La obsesión general es ahora con la digitalización, la inteligencia artificial, la automatización. Pero quizás, lo más importante es la posibilidad de edición de los genes humanos, gracias a las nuevas tecnologías como la CRISPR, ya no para prevenir enfermedades, sino para hacer personas más inteligentes o con otras “mejoras”. Josie es una de esas niñas, a la que sus padres decidieron editar genéticamente para asegurarle una vida profesional más avanzada, con acceso a las mejores universidades en las que, con alguna excepción, solo entran alumnos “mejorados”, y permitirles una mayor empleabilidad en un mundo dominado por la IA. El padre de Clara es un “posempleado”, un ingeniero avanzado al que la IA —cada vez menos comprensible y más caja negra—, “sustituyó”, es decir, le llevó al paro, y a un grupo armado, etnocéntrico y parafascista.

En esta novela, la ingeniería genética tiene fallos. Si resuelve algunas cosas puede, consecuencias no deseadas, trastocar otras. La hermana de Josie murió por ello. Ella está enferma, y es para cuidarla que le compran a Klara, una amiga artificial. Para cuidarla, y para aprender a imitarla, y en un nuevo cuerpo fabricado, eventualmente trasladar la IA de Klara para, en caso de fallecimiento, hacer una Josie artificial que satisficiera a su madre, una especie de búsqueda de la inmortalidad, aunque ya sabe que nunca será como su hija, pues la identidad no está solo en cada cual, sino en los que nos ven. Ishiguro ya trató de los clones y sus consecuencias en su novela distópica Nunca me abandones.
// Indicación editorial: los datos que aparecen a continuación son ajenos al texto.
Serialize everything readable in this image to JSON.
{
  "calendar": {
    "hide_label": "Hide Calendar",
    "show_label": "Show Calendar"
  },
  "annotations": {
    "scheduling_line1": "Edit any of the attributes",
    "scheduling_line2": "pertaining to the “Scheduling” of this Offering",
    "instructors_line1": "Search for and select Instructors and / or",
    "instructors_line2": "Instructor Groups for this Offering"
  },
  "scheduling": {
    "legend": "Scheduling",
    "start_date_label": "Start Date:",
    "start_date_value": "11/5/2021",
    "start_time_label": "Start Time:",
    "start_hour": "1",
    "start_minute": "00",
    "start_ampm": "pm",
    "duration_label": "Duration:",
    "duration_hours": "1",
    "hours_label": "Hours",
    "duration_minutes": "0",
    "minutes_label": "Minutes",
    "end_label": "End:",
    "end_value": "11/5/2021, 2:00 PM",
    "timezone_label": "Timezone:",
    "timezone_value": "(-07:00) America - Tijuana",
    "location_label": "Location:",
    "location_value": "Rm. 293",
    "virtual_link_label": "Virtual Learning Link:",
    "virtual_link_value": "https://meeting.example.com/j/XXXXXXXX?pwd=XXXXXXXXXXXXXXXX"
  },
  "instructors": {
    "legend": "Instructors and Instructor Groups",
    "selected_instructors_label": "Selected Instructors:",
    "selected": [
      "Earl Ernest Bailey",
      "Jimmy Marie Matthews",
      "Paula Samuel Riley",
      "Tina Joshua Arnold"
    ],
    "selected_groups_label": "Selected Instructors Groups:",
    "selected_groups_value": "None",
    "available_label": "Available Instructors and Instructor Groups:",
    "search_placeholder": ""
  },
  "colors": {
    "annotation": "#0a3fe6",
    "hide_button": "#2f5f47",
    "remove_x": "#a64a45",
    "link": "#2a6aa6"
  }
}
Editar nuestros genes, cómo y cuándo hacerlo va a ser, si no lo es ya, una de las cuestiones más importantes del siglo XXI. Hay que recordar el escándalo que se organizó cuando el genetista chino Jiankui He anunció que había editado dos embriones de niñas (que luego nacieron, Lulu y Nana) para hacerlas inmunes al virus VIH del sida. Sí, se armó lío cuando intentó publicar sus resultados en la revista Nature, y de héroe, He acabó condenado a cuatro años de cárcel. Sí, el Gobierno chino pidió una legislación sobre la manipulación de genes humanos. Pero, sin esperar a estas normas, China tiene programas de investigación en este campo. Incluso en EE UU hay experimentos genéticos para reforzar músculos de humanos a partir de genes de animales con altos grados de la proteína miostanina, o para controlar genéticamente a poblaciones, como recuerda el antropólogo estadounidense Eben Kirksey en The Mutant Project, un libro perturbador.
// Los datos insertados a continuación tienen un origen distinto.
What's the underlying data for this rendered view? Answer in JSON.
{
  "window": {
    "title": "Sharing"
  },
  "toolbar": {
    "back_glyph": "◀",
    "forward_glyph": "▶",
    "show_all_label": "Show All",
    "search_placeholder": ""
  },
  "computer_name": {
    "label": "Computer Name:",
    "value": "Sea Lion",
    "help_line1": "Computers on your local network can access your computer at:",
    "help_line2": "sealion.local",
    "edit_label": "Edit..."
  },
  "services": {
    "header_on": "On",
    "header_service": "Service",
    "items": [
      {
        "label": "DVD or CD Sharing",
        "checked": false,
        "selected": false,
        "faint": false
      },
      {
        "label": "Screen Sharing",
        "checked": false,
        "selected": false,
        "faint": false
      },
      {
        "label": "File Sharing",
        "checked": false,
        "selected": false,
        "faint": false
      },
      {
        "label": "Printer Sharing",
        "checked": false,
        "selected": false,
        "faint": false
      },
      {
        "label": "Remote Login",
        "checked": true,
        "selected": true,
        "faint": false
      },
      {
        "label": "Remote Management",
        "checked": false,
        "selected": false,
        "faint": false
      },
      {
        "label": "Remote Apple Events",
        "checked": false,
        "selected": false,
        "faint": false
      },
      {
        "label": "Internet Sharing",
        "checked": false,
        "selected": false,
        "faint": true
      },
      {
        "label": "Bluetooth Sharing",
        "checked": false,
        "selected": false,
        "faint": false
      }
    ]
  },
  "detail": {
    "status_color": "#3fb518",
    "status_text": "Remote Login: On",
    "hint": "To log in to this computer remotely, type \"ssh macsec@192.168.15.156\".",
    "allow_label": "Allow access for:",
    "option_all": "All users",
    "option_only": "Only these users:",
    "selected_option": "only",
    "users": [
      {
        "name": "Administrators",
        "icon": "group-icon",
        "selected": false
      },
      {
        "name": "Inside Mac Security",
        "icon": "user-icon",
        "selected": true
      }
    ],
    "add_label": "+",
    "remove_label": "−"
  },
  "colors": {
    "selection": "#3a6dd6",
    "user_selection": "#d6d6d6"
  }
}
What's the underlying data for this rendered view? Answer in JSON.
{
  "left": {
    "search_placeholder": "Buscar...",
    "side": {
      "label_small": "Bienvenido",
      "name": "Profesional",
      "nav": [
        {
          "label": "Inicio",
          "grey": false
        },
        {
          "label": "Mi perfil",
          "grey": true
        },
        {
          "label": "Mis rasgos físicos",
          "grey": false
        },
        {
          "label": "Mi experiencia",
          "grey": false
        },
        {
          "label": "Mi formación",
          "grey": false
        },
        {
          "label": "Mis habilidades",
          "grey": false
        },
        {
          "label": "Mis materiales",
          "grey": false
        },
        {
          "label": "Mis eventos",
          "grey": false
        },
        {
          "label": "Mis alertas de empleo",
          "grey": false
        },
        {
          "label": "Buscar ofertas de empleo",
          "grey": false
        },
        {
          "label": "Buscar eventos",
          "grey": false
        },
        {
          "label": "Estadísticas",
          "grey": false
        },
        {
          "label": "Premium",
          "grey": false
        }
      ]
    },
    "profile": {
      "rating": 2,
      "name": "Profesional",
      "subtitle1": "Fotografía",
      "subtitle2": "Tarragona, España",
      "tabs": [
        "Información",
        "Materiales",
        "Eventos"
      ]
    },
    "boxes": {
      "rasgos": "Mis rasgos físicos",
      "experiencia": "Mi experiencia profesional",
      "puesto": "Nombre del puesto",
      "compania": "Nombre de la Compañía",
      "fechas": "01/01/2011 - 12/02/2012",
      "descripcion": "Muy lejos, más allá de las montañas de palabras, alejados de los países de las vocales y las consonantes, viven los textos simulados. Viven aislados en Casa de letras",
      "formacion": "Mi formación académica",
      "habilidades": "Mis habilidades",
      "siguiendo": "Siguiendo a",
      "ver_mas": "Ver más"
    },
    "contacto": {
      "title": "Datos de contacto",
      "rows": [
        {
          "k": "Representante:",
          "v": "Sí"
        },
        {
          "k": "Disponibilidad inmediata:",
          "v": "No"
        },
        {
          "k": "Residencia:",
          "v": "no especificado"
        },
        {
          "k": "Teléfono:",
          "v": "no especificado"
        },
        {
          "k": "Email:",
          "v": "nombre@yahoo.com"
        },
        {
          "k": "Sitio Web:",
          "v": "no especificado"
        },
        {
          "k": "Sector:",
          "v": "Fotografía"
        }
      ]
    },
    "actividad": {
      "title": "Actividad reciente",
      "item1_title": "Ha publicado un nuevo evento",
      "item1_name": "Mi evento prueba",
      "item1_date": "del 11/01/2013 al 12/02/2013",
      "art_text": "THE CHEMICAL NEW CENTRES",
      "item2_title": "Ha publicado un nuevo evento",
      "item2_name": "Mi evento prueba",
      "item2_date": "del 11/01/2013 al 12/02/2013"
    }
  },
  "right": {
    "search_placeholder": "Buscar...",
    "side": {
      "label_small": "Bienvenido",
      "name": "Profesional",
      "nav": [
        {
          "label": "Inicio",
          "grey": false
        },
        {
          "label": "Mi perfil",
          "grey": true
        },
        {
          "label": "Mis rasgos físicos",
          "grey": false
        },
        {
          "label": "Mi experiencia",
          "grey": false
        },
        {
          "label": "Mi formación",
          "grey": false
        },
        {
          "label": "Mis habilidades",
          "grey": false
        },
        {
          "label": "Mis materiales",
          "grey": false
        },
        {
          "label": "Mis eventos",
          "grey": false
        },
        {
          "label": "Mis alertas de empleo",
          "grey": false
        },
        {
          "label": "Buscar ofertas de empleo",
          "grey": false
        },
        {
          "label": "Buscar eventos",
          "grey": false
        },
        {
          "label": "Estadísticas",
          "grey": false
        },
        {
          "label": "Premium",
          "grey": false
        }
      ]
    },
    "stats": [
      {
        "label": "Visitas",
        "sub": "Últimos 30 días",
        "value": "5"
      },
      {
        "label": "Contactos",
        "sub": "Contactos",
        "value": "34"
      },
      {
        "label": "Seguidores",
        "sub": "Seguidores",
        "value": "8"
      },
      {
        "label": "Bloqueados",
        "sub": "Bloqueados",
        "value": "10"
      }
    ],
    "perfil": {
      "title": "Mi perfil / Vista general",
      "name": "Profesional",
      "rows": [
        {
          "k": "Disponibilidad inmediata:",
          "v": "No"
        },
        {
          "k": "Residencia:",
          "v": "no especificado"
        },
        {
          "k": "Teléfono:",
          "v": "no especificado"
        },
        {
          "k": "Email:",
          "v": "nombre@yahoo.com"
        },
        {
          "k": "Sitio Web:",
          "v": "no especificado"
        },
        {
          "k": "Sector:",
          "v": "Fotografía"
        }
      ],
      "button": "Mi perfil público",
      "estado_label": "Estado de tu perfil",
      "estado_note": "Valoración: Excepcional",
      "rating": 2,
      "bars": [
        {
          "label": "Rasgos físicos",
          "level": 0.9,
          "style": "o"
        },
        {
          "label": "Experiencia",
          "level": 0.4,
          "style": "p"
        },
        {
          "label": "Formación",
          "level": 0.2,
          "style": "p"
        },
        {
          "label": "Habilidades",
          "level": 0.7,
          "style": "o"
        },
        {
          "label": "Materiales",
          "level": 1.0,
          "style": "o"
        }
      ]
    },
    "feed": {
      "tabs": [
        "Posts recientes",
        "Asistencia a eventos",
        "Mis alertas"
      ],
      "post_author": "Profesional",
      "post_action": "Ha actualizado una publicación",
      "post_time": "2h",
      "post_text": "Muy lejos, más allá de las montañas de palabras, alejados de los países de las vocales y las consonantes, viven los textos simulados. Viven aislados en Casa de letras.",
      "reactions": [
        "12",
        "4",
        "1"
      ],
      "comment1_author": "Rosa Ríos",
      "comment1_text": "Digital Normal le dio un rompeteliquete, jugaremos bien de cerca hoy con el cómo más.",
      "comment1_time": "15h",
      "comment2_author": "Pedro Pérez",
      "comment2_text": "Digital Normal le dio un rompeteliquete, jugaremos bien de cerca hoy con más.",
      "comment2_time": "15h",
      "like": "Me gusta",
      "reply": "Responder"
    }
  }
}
Regular la ingeniería genética humana, es esencial, y tiene que hacerse a nivel global, pero será difícil lograrlo. La Academia Nacional de Ciencias y la Academia Nacional de Medicina en EE UU han propuesto siete principios para la gobernanza de la edición del genoma humano: promover el bienestar, transparencia, cuidado debido a los pacientes, ciencia responsable, respeto por las personas, justicia o equidad, y cooperación transnacional, con las consiguientes responsabilidades en cada uno de ellos. De hecho, esto entra dentro de la “nueva era de las desigualdades” de la que hace años viene advirtiendo el sociólogo francés, Pierre Rosanvallon. Ishiguro apunta a la educación, que, en este enfoque a ser el mayor elemento de desigualdad. El novelista no es del todo pesimista cuando, sobre Rick, el amigo íntimo de Josie, señala “no ha sido mejorado, pero aun así puede llegar lejos, triunfar en la vida”. Pero refleja sufrimiento por lo que ya no puede ser.
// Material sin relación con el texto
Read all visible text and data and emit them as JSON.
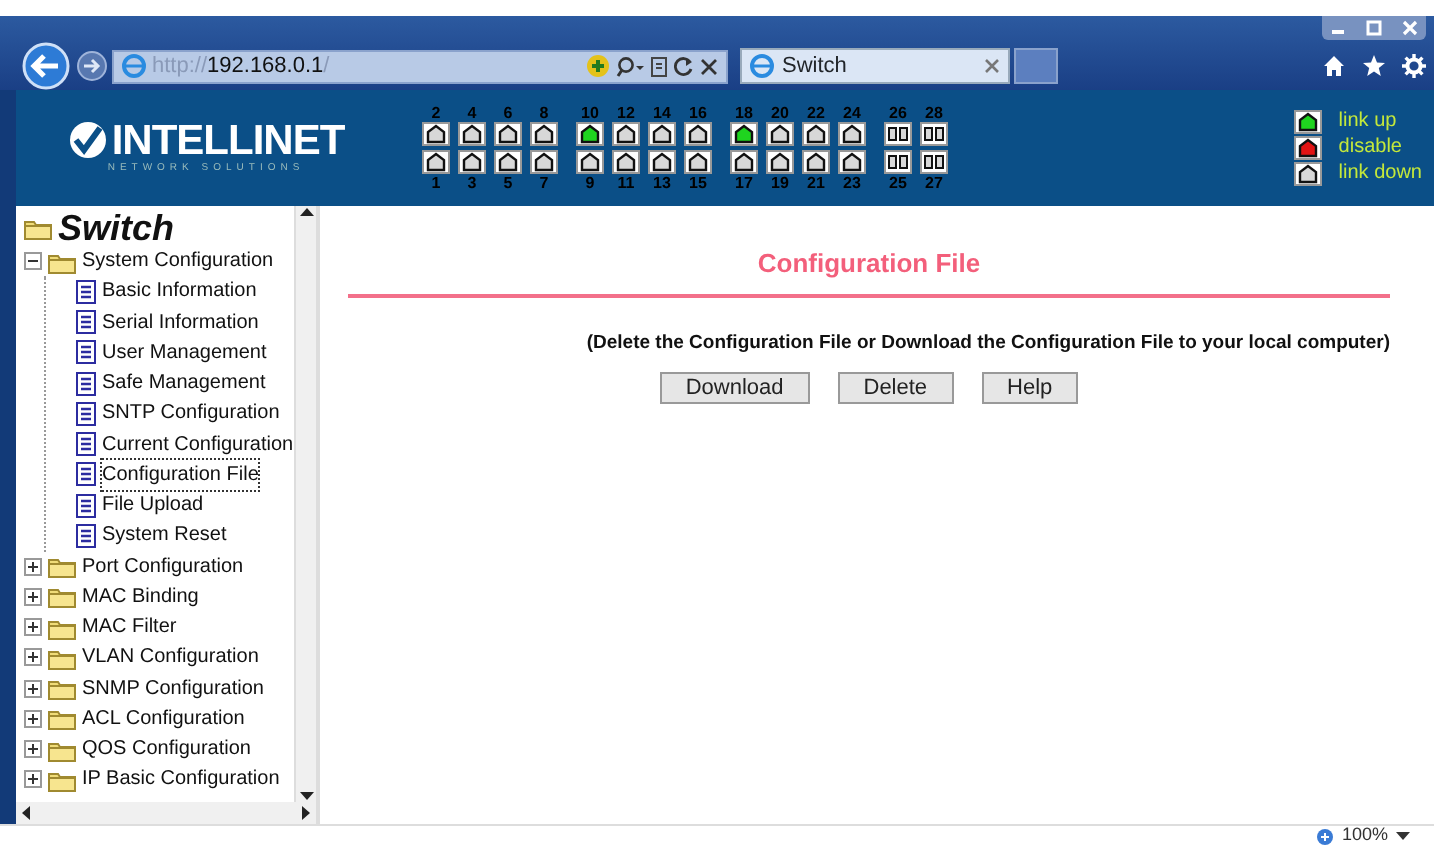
{
  "browser": {
    "address": {
      "scheme": "http://",
      "host": "192.168.0.1",
      "path": "/"
    },
    "tab": {
      "title": "Switch"
    },
    "zoom": "100%"
  },
  "header": {
    "logo": "INTELLINET",
    "tagline": "NETWORK SOLUTIONS",
    "port_groups": [
      {
        "kind": "rj45",
        "columns": [
          {
            "top": {
              "label": "2",
              "link_up": false
            },
            "bottom": {
              "label": "1",
              "link_up": false
            }
          },
          {
            "top": {
              "label": "4",
              "link_up": false
            },
            "bottom": {
              "label": "3",
              "link_up": false
            }
          },
          {
            "top": {
              "label": "6",
              "link_up": false
            },
            "bottom": {
              "label": "5",
              "link_up": false
            }
          },
          {
            "top": {
              "label": "8",
              "link_up": false
            },
            "bottom": {
              "label": "7",
              "link_up": false
            }
          }
        ]
      },
      {
        "kind": "rj45",
        "columns": [
          {
            "top": {
              "label": "10",
              "link_up": true
            },
            "bottom": {
              "label": "9",
              "link_up": false
            }
          },
          {
            "top": {
              "label": "12",
              "link_up": false
            },
            "bottom": {
              "label": "11",
              "link_up": false
            }
          },
          {
            "top": {
              "label": "14",
              "link_up": false
            },
            "bottom": {
              "label": "13",
              "link_up": false
            }
          },
          {
            "top": {
              "label": "16",
              "link_up": false
            },
            "bottom": {
              "label": "15",
              "link_up": false
            }
          }
        ]
      },
      {
        "kind": "rj45",
        "columns": [
          {
            "top": {
              "label": "18",
              "link_up": true
            },
            "bottom": {
              "label": "17",
              "link_up": false
            }
          },
          {
            "top": {
              "label": "20",
              "link_up": false
            },
            "bottom": {
              "label": "19",
              "link_up": false
            }
          },
          {
            "top": {
              "label": "22",
              "link_up": false
            },
            "bottom": {
              "label": "21",
              "link_up": false
            }
          },
          {
            "top": {
              "label": "24",
              "link_up": false
            },
            "bottom": {
              "label": "23",
              "link_up": false
            }
          }
        ]
      },
      {
        "kind": "sfp",
        "columns": [
          {
            "top": {
              "label": "26",
              "link_up": false
            },
            "bottom": {
              "label": "25",
              "link_up": false
            }
          },
          {
            "top": {
              "label": "28",
              "link_up": false
            },
            "bottom": {
              "label": "27",
              "link_up": false
            }
          }
        ]
      }
    ],
    "legend": [
      {
        "label": "link up",
        "color": "#1fd41f"
      },
      {
        "label": "disable",
        "color": "#e21414"
      },
      {
        "label": "link down",
        "color": "#d8d8d8"
      }
    ]
  },
  "sidebar": {
    "root": "Switch",
    "items": [
      {
        "label": "System Configuration",
        "expanded": true,
        "children": [
          {
            "label": "Basic Information",
            "selected": false
          },
          {
            "label": "Serial Information",
            "selected": false
          },
          {
            "label": "User Management",
            "selected": false
          },
          {
            "label": "Safe Management",
            "selected": false
          },
          {
            "label": "SNTP Configuration",
            "selected": false
          },
          {
            "label": "Current Configuration",
            "selected": false
          },
          {
            "label": "Configuration File",
            "selected": true
          },
          {
            "label": "File Upload",
            "selected": false
          },
          {
            "label": "System Reset",
            "selected": false
          }
        ]
      },
      {
        "label": "Port Configuration",
        "expanded": false
      },
      {
        "label": "MAC Binding",
        "expanded": false
      },
      {
        "label": "MAC Filter",
        "expanded": false
      },
      {
        "label": "VLAN Configuration",
        "expanded": false
      },
      {
        "label": "SNMP Configuration",
        "expanded": false
      },
      {
        "label": "ACL Configuration",
        "expanded": false
      },
      {
        "label": "QOS Configuration",
        "expanded": false
      },
      {
        "label": "IP Basic Configuration",
        "expanded": false
      }
    ]
  },
  "main": {
    "title": "Configuration File",
    "description": "(Delete the Configuration File or Download the Configuration File to your local computer)",
    "buttons": [
      "Download",
      "Delete",
      "Help"
    ]
  }
}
Si estas “mejoras genéticas” se vuelven, o se hacen, hereditarias, pueden llevar a lo que algunos visionarios temen, a saber, incompatibilidades reproductivas entre tipos de humanos, entre los mejorados y los que no. Es decir, a la división entre distintas especies. ¿Homo Deus, como anuncia Harari? ¿U Homo Diabolus? Si una cosa se puede hacer, se hará, aunque tenga consecuencias indeseadas, e incluso indeseables. Ese es el punto de partida de Kazuo Ishiguro.

Andrés Ortega es escritor, investigador sénior en el Real Instituto Elcano y director del Observatorio de las ideas.